PHP PregMatch Error with spaces on extract

I want to extract data from a web source but i am getting error in preg match


preg_match("("instapp:owner_user_id" content="(.*)")", $html, $match);
$title = $match[1];

echo $title;

This is the error i get

Parse error: syntax error, unexpected 'instapp' (T_STRING) in
/home/ubuntu/workspace/test.php on line 4

Please help me how can i do this? and i also want to extract more data from the page with regex so is it possible to extract all at once using single code? or i want to use pregmatch many times?

Answer Source

The main problem is that you did not form a valid string literal. Note that PHP supports both single- and double-quoted string literals, and you may use that to your advantage:

preg_match('~"instapp:owner_user_id" content="([^"]*)"~', $html, $match);

While it is OK to use paired (...) symbols as regex delimiters, I'd suggest using a more conventional / or ~/@ symbols.
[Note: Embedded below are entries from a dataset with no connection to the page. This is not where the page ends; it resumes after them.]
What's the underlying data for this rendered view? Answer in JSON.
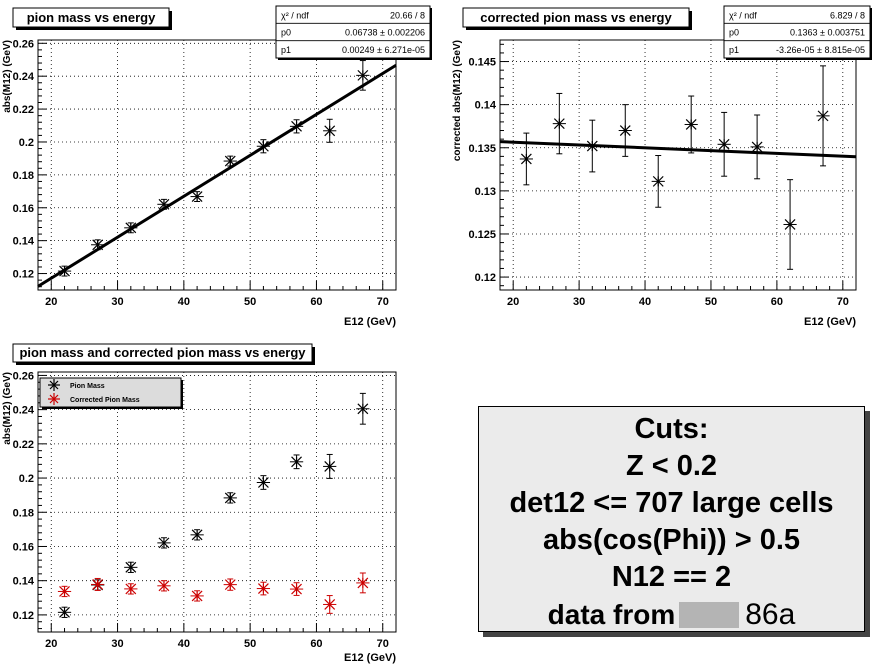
{
  "chart_data": [
    {
      "type": "scatter",
      "title": "pion mass vs energy",
      "xlabel": "E12 (GeV)",
      "ylabel": "abs(M12) (GeV)",
      "xlim": [
        18,
        72
      ],
      "ylim": [
        0.11,
        0.262
      ],
      "xticks": [
        20,
        30,
        40,
        50,
        60,
        70
      ],
      "yticks": [
        0.12,
        0.14,
        0.16,
        0.18,
        0.2,
        0.22,
        0.24,
        0.26
      ],
      "grid": true,
      "stats": [
        {
          "label": "χ² / ndf",
          "value": "20.66 / 8"
        },
        {
          "label": "p0",
          "value": "0.06738 ± 0.002206"
        },
        {
          "label": "p1",
          "value": "0.00249 ± 6.271e-05"
        }
      ],
      "fit": {
        "p0": 0.06738,
        "p1": 0.00249
      },
      "series": [
        {
          "color": "#000000",
          "x": [
            22,
            27,
            32,
            37,
            42,
            47,
            52,
            57,
            62,
            67
          ],
          "y": [
            0.1215,
            0.1375,
            0.1478,
            0.1621,
            0.1668,
            0.1884,
            0.1974,
            0.2095,
            0.2068,
            0.2405
          ],
          "yerr": [
            0.003,
            0.003,
            0.003,
            0.003,
            0.003,
            0.003,
            0.004,
            0.004,
            0.007,
            0.009
          ],
          "xerr": [
            1,
            1,
            1,
            1,
            1,
            1,
            1,
            1,
            1,
            1
          ]
        }
      ]
    },
    {
      "type": "scatter",
      "title": "corrected pion mass vs energy",
      "xlabel": "E12 (GeV)",
      "ylabel": "corrected abs(M12) (GeV)",
      "xlim": [
        18,
        72
      ],
      "ylim": [
        0.1185,
        0.1475
      ],
      "xticks": [
        20,
        30,
        40,
        50,
        60,
        70
      ],
      "yticks": [
        0.12,
        0.125,
        0.13,
        0.135,
        0.14,
        0.145
      ],
      "grid": true,
      "stats": [
        {
          "label": "χ² / ndf",
          "value": "6.829 / 8"
        },
        {
          "label": "p0",
          "value": "0.1363 ± 0.003751"
        },
        {
          "label": "p1",
          "value": "-3.26e-05 ± 8.815e-05"
        }
      ],
      "fit": {
        "p0": 0.1363,
        "p1": -3.26e-05
      },
      "series": [
        {
          "color": "#000000",
          "x": [
            22,
            27,
            32,
            37,
            42,
            47,
            52,
            57,
            62,
            67
          ],
          "y": [
            0.1337,
            0.1378,
            0.1352,
            0.137,
            0.1311,
            0.1377,
            0.1354,
            0.1351,
            0.1261,
            0.1387
          ],
          "yerr": [
            0.003,
            0.0035,
            0.003,
            0.003,
            0.003,
            0.0033,
            0.0037,
            0.0037,
            0.0052,
            0.0058
          ],
          "xerr": [
            1,
            1,
            1,
            1,
            1,
            1,
            1,
            1,
            1,
            1
          ]
        }
      ]
    },
    {
      "type": "scatter",
      "title": "pion mass and corrected pion mass vs energy",
      "xlabel": "E12 (GeV)",
      "ylabel": "abs(M12) (GeV)",
      "xlim": [
        18,
        72
      ],
      "ylim": [
        0.11,
        0.262
      ],
      "xticks": [
        20,
        30,
        40,
        50,
        60,
        70
      ],
      "yticks": [
        0.12,
        0.14,
        0.16,
        0.18,
        0.2,
        0.22,
        0.24,
        0.26
      ],
      "grid": true,
      "legend": "top-left",
      "series": [
        {
          "name": "Pion Mass",
          "color": "#000000",
          "x": [
            22,
            27,
            32,
            37,
            42,
            47,
            52,
            57,
            62,
            67
          ],
          "y": [
            0.1215,
            0.1375,
            0.1478,
            0.1621,
            0.1668,
            0.1884,
            0.1974,
            0.2095,
            0.2068,
            0.2405
          ],
          "yerr": [
            0.003,
            0.003,
            0.003,
            0.003,
            0.003,
            0.003,
            0.004,
            0.004,
            0.007,
            0.009
          ],
          "xerr": [
            1,
            1,
            1,
            1,
            1,
            1,
            1,
            1,
            1,
            1
          ]
        },
        {
          "name": "Corrected Pion Mass",
          "color": "#cc0000",
          "x": [
            22,
            27,
            32,
            37,
            42,
            47,
            52,
            57,
            62,
            67
          ],
          "y": [
            0.1337,
            0.1378,
            0.1352,
            0.137,
            0.1311,
            0.1377,
            0.1354,
            0.1351,
            0.1261,
            0.1387
          ],
          "yerr": [
            0.003,
            0.0035,
            0.003,
            0.003,
            0.003,
            0.0033,
            0.0037,
            0.0037,
            0.0052,
            0.0058
          ],
          "xerr": [
            1,
            1,
            1,
            1,
            1,
            1,
            1,
            1,
            1,
            1
          ]
        }
      ]
    }
  ],
  "cuts": {
    "lines": [
      "Cuts:",
      "Z < 0.2",
      "det12 <= 707 large cells",
      "abs(cos(Phi)) > 0.5",
      "N12 == 2"
    ],
    "source_prefix": "data from",
    "source_suffix": "86a"
  }
}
Also, (.*) is a too generic pattern that may match more than you need since . also matches " and * is a greedy modifier, a negated character class is better, ([^"]*) - 0+ chars other than ".

HOWEVER, to parse HTML in PHP, you may use a DOM parser, like DOMDocument.

Here is a sample to get all meta tags that have content attribute and extracting the value of that attribute and saving in an array:

$html = "<html><head><meta property=\"al:ios:url\" content=\"instagram://media?id=1329656989202933577\" /></head><body><span/></body></html>";
$dom = new DOMDocument('1.0', 'UTF-8');

$xpath = new DOMXPath($dom);
$metas = $xpath->query('//meta[@content]');
$res = array();
foreach($metas as $m) { 
   array_push($res, $m->getAttribute('content'));